No. Iowa will have no effect on the California decision because it's a totally different legal question. The ruling Iowa made today is the same one that California made a year ago - and for the same legal reasons - the state's constitutional guarantee of equal protection under the law. You might contend that Iowa was influenced by California, (although the California decision is not referenced in the Iowa ruling) but not the other way.

The current case in California does not concern marriage itself. Instead it's the separate question of whether Propostion 8 was a "revision" of the constitution (in which case it would be thrown out for not following the correct legal path for adoption) or was it merely an "amendment" (in which case it would stand). When the California court releases it's decision (by June) it will not re-examine the merits of same-sex marriage per se. It will only examine the question of distinguishing constitutional revisions from amendments.

On the other hand, on the other side of the country, it is very likely that the Iowa decision will effect the Vermont state legislature's action of overturning the promised veto from Governor Douglas of their own marriage equality law. Although the Iowa decision has no legal standing in Vermont, the success in Iowa will undoubtedly create momentum on the marriage equality side that might have the effect of pushing a few waffling legislators into the pro-marriage camp. We only need a few additional votes to overturn the veto so there's a good chance that Vermont might be the first state to achieve marriage equality through legislative process rather than Judicial mandate.

1 comment:

Robin Edgar said...

That is interesting Ricky.

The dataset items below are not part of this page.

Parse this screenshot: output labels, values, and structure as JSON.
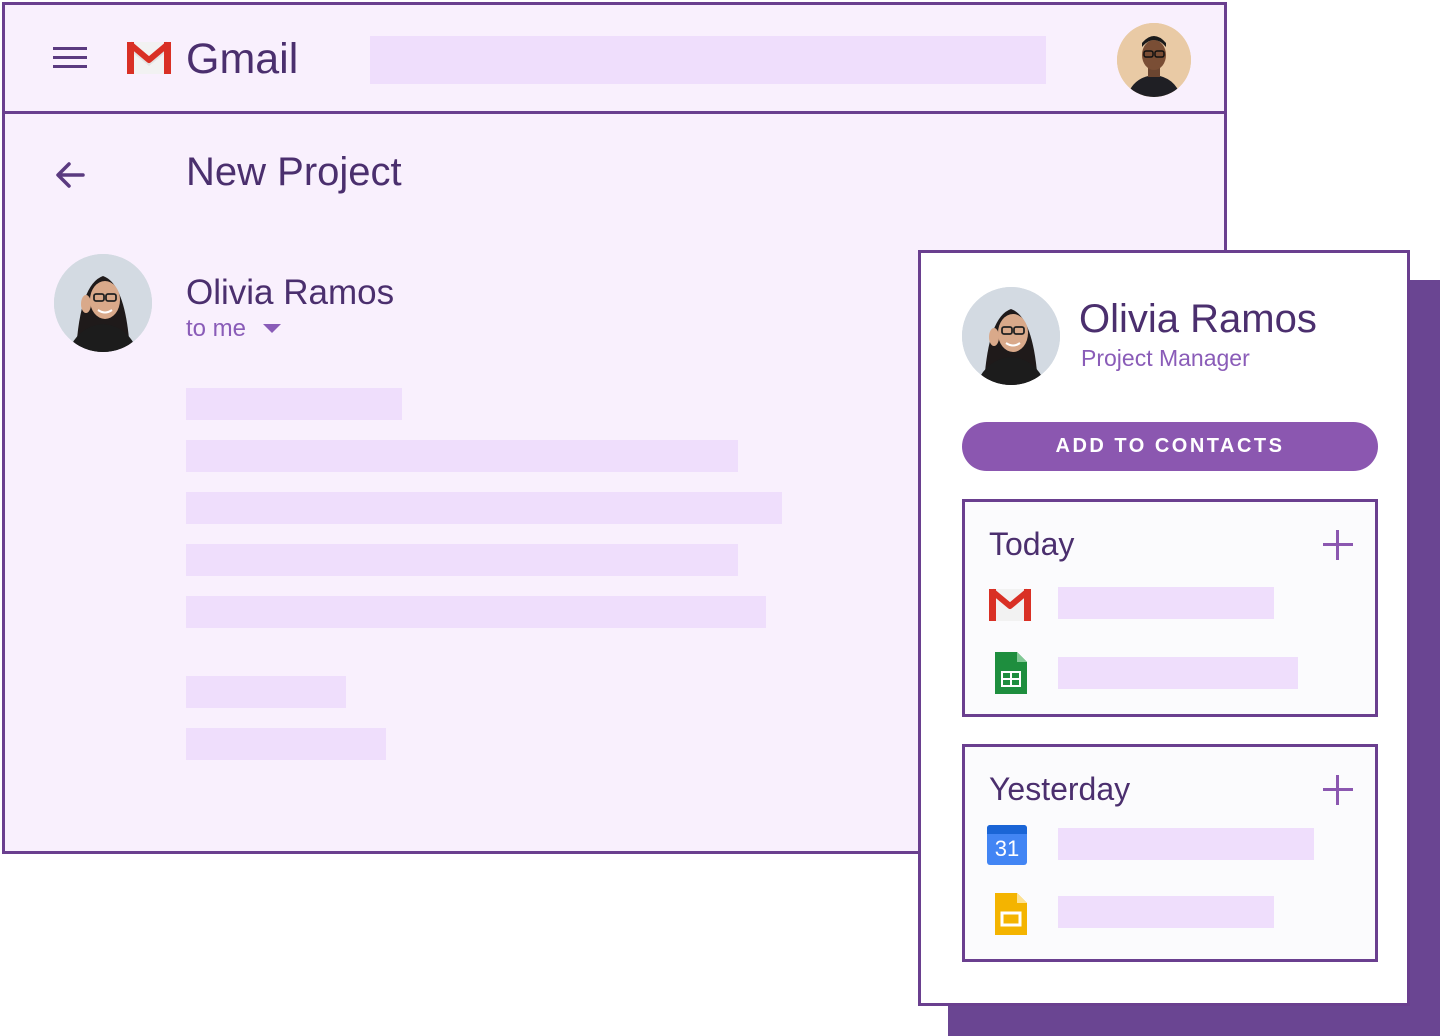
{
  "header": {
    "app_title": "Gmail",
    "menu_icon": "hamburger-menu-icon",
    "logo_icon": "gmail-logo-icon"
  },
  "email": {
    "subject": "New Project",
    "sender_name": "Olivia Ramos",
    "recipient_text": "to me"
  },
  "contact_card": {
    "name": "Olivia Ramos",
    "title": "Project Manager",
    "add_button_label": "ADD TO CONTACTS",
    "sections": [
      {
        "label": "Today",
        "items": [
          {
            "icon": "gmail-icon"
          },
          {
            "icon": "google-sheets-icon"
          }
        ]
      },
      {
        "label": "Yesterday",
        "items": [
          {
            "icon": "google-calendar-icon",
            "icon_text": "31"
          },
          {
            "icon": "google-slides-icon"
          }
        ]
      }
    ]
  },
  "colors": {
    "accent": "#8b57b0",
    "border": "#6a3f8f",
    "background": "#f9f0fd",
    "placeholder": "#efdefc",
    "text": "#4b2f6e"
  }
}
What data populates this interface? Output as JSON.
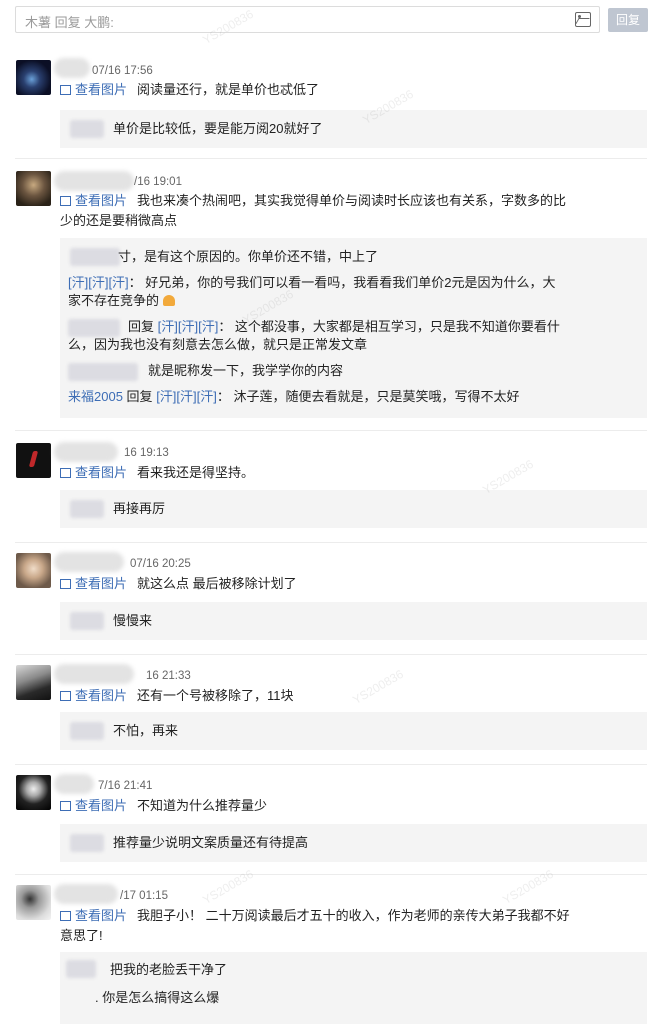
{
  "reply_bar": {
    "placeholder": "木薯 回复 大鹏:",
    "button": "回复",
    "image_icon": "image-icon"
  },
  "view_image_label": "查看图片",
  "comments": [
    {
      "time": "07/16 17:56",
      "text": "阅读量还行，就是单价也忒低了",
      "replies": [
        {
          "text": "单价是比较低，要是能万阅20就好了"
        }
      ]
    },
    {
      "time": "/16 19:01",
      "text_line1": "我也来凑个热闹吧，其实我觉得单价与阅读时长应该也有关系，字数多的比",
      "text_line2": "少的还是要稍微高点",
      "replies": [
        {
          "text": "寸，是有这个原因的。你单价还不错，中上了"
        },
        {
          "prefix": "[汗][汗][汗]",
          "line1": "：  好兄弟，你的号我们可以看一看吗，我看看我们单价2元是因为什么，大",
          "line2": "家不存在竞争的"
        },
        {
          "prefix": "回复",
          "emoji": "[汗][汗][汗]",
          "line1": "：  这个都没事，大家都是相互学习，只是我不知道你要看什",
          "line2": "么，因为我也没有刻意去怎么做，就只是正常发文章"
        },
        {
          "text": "就是昵称发一下，我学学你的内容"
        },
        {
          "name": "来福2005",
          "prefix": "回复",
          "emoji": "[汗][汗][汗]",
          "text": "：  沐子莲，随便去看就是，只是莫笑哦，写得不太好"
        }
      ]
    },
    {
      "time": "16 19:13",
      "text": "看来我还是得坚持。",
      "replies": [
        {
          "text": "再接再厉"
        }
      ]
    },
    {
      "time": "07/16 20:25",
      "text": "就这么点  最后被移除计划了",
      "replies": [
        {
          "text": "慢慢来"
        }
      ]
    },
    {
      "time": "16 21:33",
      "text": "还有一个号被移除了，11块",
      "replies": [
        {
          "text": "不怕，再来"
        }
      ]
    },
    {
      "time": "7/16 21:41",
      "text": "不知道为什么推荐量少",
      "replies": [
        {
          "text": "推荐量少说明文案质量还有待提高"
        }
      ]
    },
    {
      "time": "/17 01:15",
      "text_line1": "我胆子小！ 二十万阅读最后才五十的收入，作为老师的亲传大弟子我都不好",
      "text_line2": "意思了!",
      "replies": [
        {
          "text": "把我的老脸丢干净了"
        },
        {
          "text": ".  你是怎么搞得这么爆"
        }
      ]
    }
  ],
  "watermark_text": "YS200836"
}
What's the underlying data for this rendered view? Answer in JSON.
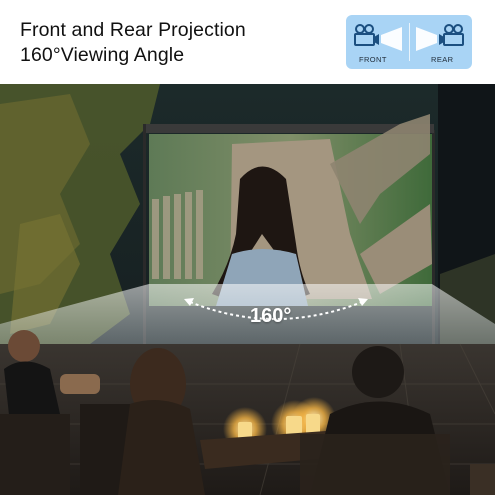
{
  "header": {
    "title_line1": "Front and Rear Projection",
    "title_line2": "160°Viewing Angle"
  },
  "badge": {
    "front_label": "FRONT",
    "rear_label": "REAR",
    "color": "#a9d4f5",
    "icon_color": "#1b4f80"
  },
  "projection": {
    "angle_label": "160°"
  },
  "icons": [
    "projector-front-icon",
    "projector-rear-icon",
    "angle-arc-arrow-icon"
  ]
}
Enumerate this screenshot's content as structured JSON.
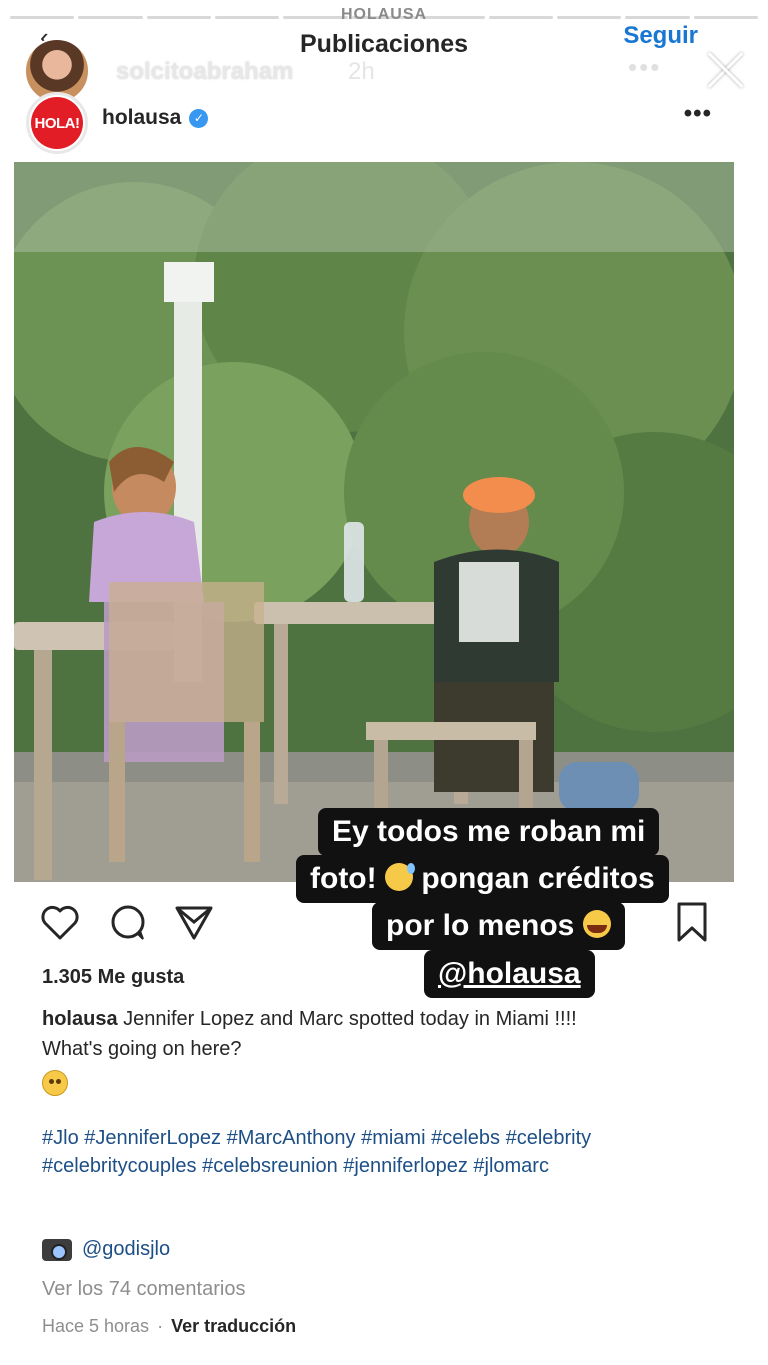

U*U blogger Bill Baar suggested that celebration of the decision Iowa's Supreme Court is premature because the Iowa court decision would result in a public backlash and a constitutional situation similar to Prop 8, precisely because the decision was through a judicial mandate rather than through the legislative process, but if this court decision does influence the legislative process in Vermont it may mitigate that possibility. Do you care to share your well reasoned thoughts about that scenario?